Queries that call the failing UDF will abort with this error, and no results are returned. If the UDF is used in a materialized view or a scheduled query, those pipelines will also stall. The underlying table data is not affected since UDFs are evaluated at query time, but dependent workflows may accumulate a backlog until the issue is resolved.

Common Causes

  1. The external executable or script referenced by the UDF is missing, has incorrect permissions, or fails to start
  2. The UDF script encounters a runtime error (e.g., a Python exception, a segfault, or a missing dependency)
  3. The UDF process times out because it takes too long to produce output
  4. Input data contains values the UDF does not handle, causing it to crash or return malformed output
  5. The UDF output format does not match what ClickHouse expects (wrong number of columns, incorrect types)
  6. Resource limits (memory, file descriptors) are exhausted by the UDF process

Troubleshooting and Resolution Steps

  1. Check the ClickHouse server logs for details about the UDF failure:

    grep -i 'UDF\|executable\|user.*function' /var/log/clickhouse-server/clickhouse-server.log | tail -30
    
  2. Verify the UDF configuration file exists and is valid. UDF configs are typically in /etc/clickhouse-server/ or a subdirectory:

    cat /etc/clickhouse-server/*_function.xml
    
  3. Test the UDF executable manually outside of ClickHouse to verify it works:

    echo '{"arg1": "test_value"}' | /path/to/your/udf_script.py
    
  4. Check that the executable has the correct permissions and is accessible by the ClickHouse user:

    ls -la /path/to/your/udf_script.py
    sudo -u clickhouse /path/to/your/udf_script.py --help
    
  5. Verify the function is registered correctly:

    SELECT name, create_query
    FROM system.functions
    WHERE origin = 'ExecutableUserDefined' OR origin = 'SQLUserDefined';
    
  6. If the UDF works in isolation but fails under load, check for resource constraints or concurrency issues. Review the command_termination_timeout and max_command_execution_time settings in the UDF config.
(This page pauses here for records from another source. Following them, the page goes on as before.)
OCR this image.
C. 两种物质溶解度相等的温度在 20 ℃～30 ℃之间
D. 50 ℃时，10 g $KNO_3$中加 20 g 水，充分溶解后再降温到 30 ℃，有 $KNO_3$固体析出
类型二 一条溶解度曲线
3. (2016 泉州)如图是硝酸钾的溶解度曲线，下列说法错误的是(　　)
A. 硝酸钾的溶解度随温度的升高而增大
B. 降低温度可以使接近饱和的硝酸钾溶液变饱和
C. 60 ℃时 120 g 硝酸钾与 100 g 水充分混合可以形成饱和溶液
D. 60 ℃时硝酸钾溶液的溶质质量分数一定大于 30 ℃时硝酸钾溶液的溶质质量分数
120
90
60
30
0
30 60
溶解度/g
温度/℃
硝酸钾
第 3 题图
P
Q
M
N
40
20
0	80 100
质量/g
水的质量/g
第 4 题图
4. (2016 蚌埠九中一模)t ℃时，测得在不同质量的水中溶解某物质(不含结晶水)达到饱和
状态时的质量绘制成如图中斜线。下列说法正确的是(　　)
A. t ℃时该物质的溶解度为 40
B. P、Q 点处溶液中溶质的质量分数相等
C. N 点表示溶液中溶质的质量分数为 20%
  7. Ensure the output format matches the declaration. If the UDF is declared to return UInt64, the script must output a valid integer on each line, with no extra whitespace or headers.

Best Practices

  • Always test UDF executables manually before registering them with ClickHouse.
  • Include error handling and logging in your UDF scripts so failures produce useful diagnostics.
  • Set appropriate timeouts in the UDF configuration to prevent hung processes from blocking queries indefinitely.
  • Use the send_chunk_header and format settings in the UDF config to ensure ClickHouse and the script agree on the data exchange format.
  • Pin dependencies for UDF scripts (e.g., use a virtual environment for Python) so that system updates do not break them.
  • Monitor UDF execution times and error rates through system.query_log.

Frequently Asked Questions

Q: How do I see which UDFs are registered in my ClickHouse instance?
A: Query the system.functions table and filter for user-defined origins. Functions created via SQL will have origin SQLUserDefined, while executable UDFs show as ExecutableUserDefined.
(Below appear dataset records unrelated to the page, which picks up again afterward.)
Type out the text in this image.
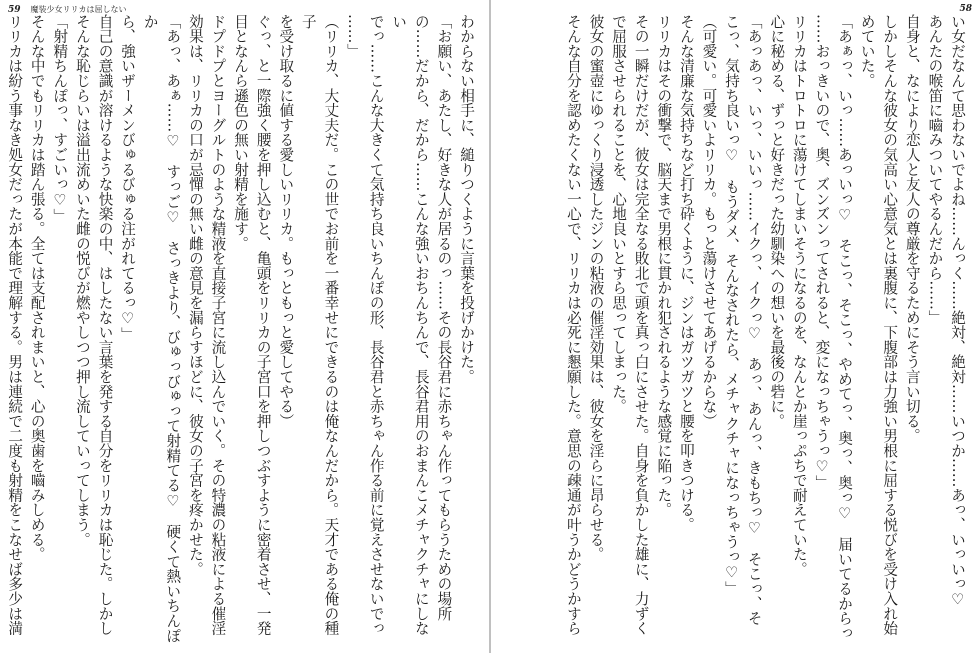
59 魔装少女リリカは屈しない
わからない相手に、縋りつくように言葉を投げかけた。
「お願い、あたし、好きな人が居るのっ……その長谷君に赤ちゃん作ってもらうための場所
の……だから、だから……こんな強いおちんちんで、長谷君用のおまんこメチャクチャにしない
でっ……こんな大きくて気持ち良いちんぽの形、長谷君と赤ちゃん作る前に覚えさせないでっ
……」
（リリカ、大丈夫だ。この世でお前を一番幸せにできるのは俺なんだから。天才である俺の種子
を受け取るに値する愛しいリリカ。もっともっと愛してやる）
ぐっ、と一際強く腰を押し込むと、亀頭をリリカの子宮口を押しつぶすように密着させ、一発
目となんら遜色の無い射精を施す。
ドプドプとヨーグルトのような精液を直接子宮に流し込んでいく。その特濃の粘液による催淫
効果は、リリカの口が忌憚の無い雌の意見を漏らすほどに、彼女の子宮を疼かせた。
「あっ、あぁ……♡　すっご♡　さっきより、びゅっびゅって射精てる♡　硬くて熱いちんぽか
ら、強いザーメンびゅるびゅる注がれてるっ♡」
自己の意識が溶けるような快楽の中、はしたない言葉を発する自分をリリカは恥じた。しかし
そんな恥じらいは溢出流めいた雌の悦びが燃やしつつ押し流していってしまう。
「射精ちんぽっ、すごいっ♡」
そんな中でもリリカは踏ん張る。全ては支配されまいと、心の奥歯を嚙みしめる。
リリカは紛う事なき処女だったが本能で理解する。男は連続で二度も射精をこなせば多少は満
58
い女だなんて思わないでよね……んっく……絶対、絶対……いつか……あっ、いっいっ♡
あんたの喉笛に嚙みついてやるんだから……」
自身と、なにより恋人と友人の尊厳を守るためにそう言い切る。
しかしそんな彼女の気高い心意気とは裏腹に、下腹部は力強い男根に屈する悦びを受け入れ始
めていた。
「あぁっ、いっ……あっいっ♡　そこっ、そこっ、やめてっ、奥っ、奥っ♡　届いてるからっ
……おっきいので、奥、ズンズンってされると、変になっちゃうっ♡」
リリカはトロトロに蕩けてしまいそうになるのを、なんとか崖っぷちで耐えていた。
心に秘める、ずっと好きだった幼馴染への想いを最後の砦に。
「あっあっ、いっ、いいっ……イクっ、イクっ♡　あっ、あんっ、きもちっ♡　そこっ、そ
こっ、気持ち良いっ♡　もうダメ、そんなされたら、メチャクチャになっちゃうっ♡」
（可愛い。可愛いよリリカ。もっと蕩けさせてあげるからな）
そんな清廉な気持ちなど打ち砕くように、ジンはガツガツと腰を叩きつける。
リリカはその衝撃で、脳天まで男根に貫かれ犯されるような感覚に陥った。
その一瞬だけだが、彼女は完全なる敗北で頭を真っ白にさせた。自身を負かした雄に、力ずく
で屈服させられることを、心地良いとすら思ってしまった。
彼女の蜜壺にゆっくり浸透したジンの粘液の催淫効果は、彼女を淫らに昂らせる。
そんな自分を認めたくない一心で、リリカは必死に懇願した。意思の疎通が叶うかどうかすら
Q: Can a failing UDF corrupt data in my tables?
A: No. UDFs are evaluated at query time and do not modify stored data. A failing UDF will cause the query to fail but leaves all table data intact.

Q: Is there a way to set a timeout for UDF execution?
A: Yes. In the UDF XML configuration, you can set command_termination_timeout to control how long ClickHouse waits for the process to finish. If the process exceeds this timeout, it is killed and the query fails with UDF_EXECUTION_FAILED.